A chi ripeterà il disco incantato del debito pubblico italiano, rispondete che siamo in guerra, forse non lo ha capito, che i soldi li dà tutto il mondo, che tutti stampano moneta e che, pertanto, entro un anno l’inflazione ripartirà. A quel punto anche gli indebitati come lo Stato della Repubblica italiana avranno percentualmente meno debito reale perché l’inflazione farà il suo e la condivisione europea dei debiti sovrani avverrà, magari in più tappe ma inevitabilmente. D’altro canto, l’alternativa a spendere è chiudere.

Prima del Coronavirus almeno la metà delle imprese private italiane già lottava tra la vita e la morte. Possono sopravvivere perché hanno la tecnologia e i mercati, ma possono andare all’altro mondo perché c’è sempre almeno un parametro che non riescono a soddisfare delle nove categorie che ti chiede il zelante direttore di banca. Se muoiono queste imprese muore il lavoro italiano. Abbiamo vinto le prime due battaglie in Europa, i soldi della Bce e l’addio ai vincoli del Patto di stabilita europeo, ma dobbiamo vincere la Grande Guerra. Solo se abbandoniamo l’abito della ipocrisia e siamo capaci come classe dirigente e comunità di un ripensamento globale, potremo vincere la Grande Guerra. Altrimenti, tutto tornerà come prima. Anzi, molto peggio.
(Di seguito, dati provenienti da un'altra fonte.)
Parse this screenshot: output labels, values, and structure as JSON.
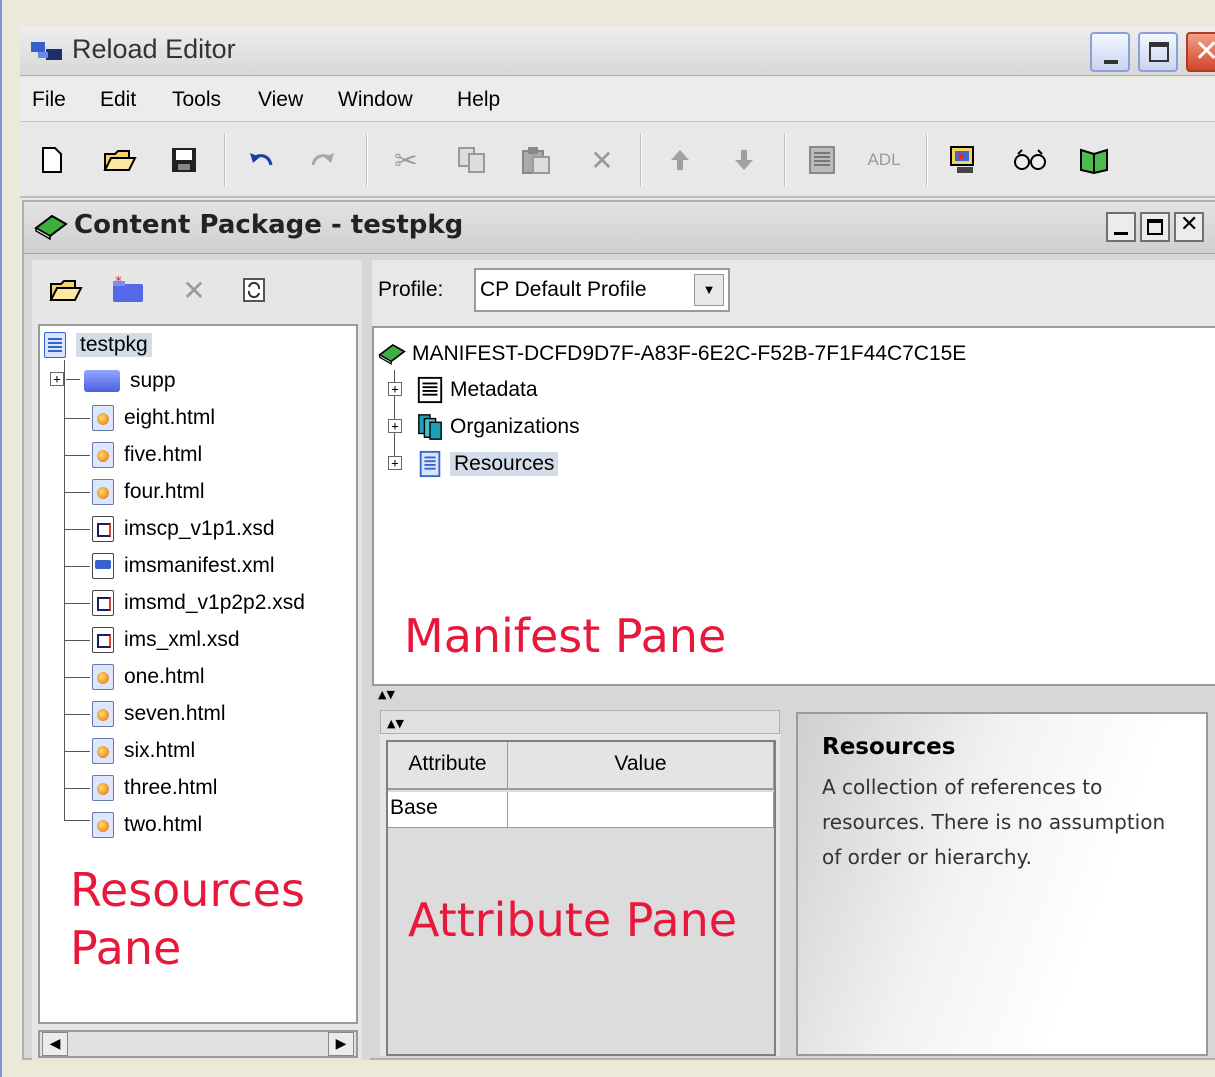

Dobbiamo uscire dalla bolla italiana che lede la sua reputazione internazionale. Nella bolla ci sono i riti fuori della storia di partiti vecchi e nuovi e il format del talk show unico dove (tranne poche eccezioni) una “rappresentazione teatrale” sempre più decadente – i soliti galli che si beccano nel solito pollaio – vince sulla realtà e sbriciola i valori della competenza e del merito. Questo sistema fa parte della malattia italiana. Perché consente ai nani di eliminare i giganti o di trovare comunque il modo per sbarazzarsene.

Ha finito per fare diventare l’Italia una società di mutuo soccorso tra mezze calzette, mezzi uomini e mezze donne. Noi invece abbiamo bisogno subito di una squadra di uomini di guerra che evitino la maionese impazzita del blocco totale italiano invece di intervenire sulla macchina regionale scassata della Lombardia. Poi, servono i nuovi Glisenti, Bernabei, Fabiani, Mattei, Pescatore per togliere la guida dell’Italia ai reggicoda e ai reggistampa e avviare il decennio della ricostruzione italiana. Il nuovo ’29 mondiale obbligherà i Grandi della Terra a fare la nuova Bretton Woods invocata da Ciampi almeno dieci anni fa. Le due conferenze che hanno creato il Fondo monetario e la Banca mondiale si fecero durante la guerra. Succederà anche questa volta. Vogliamo presentarci con la squadra dei reggicoda?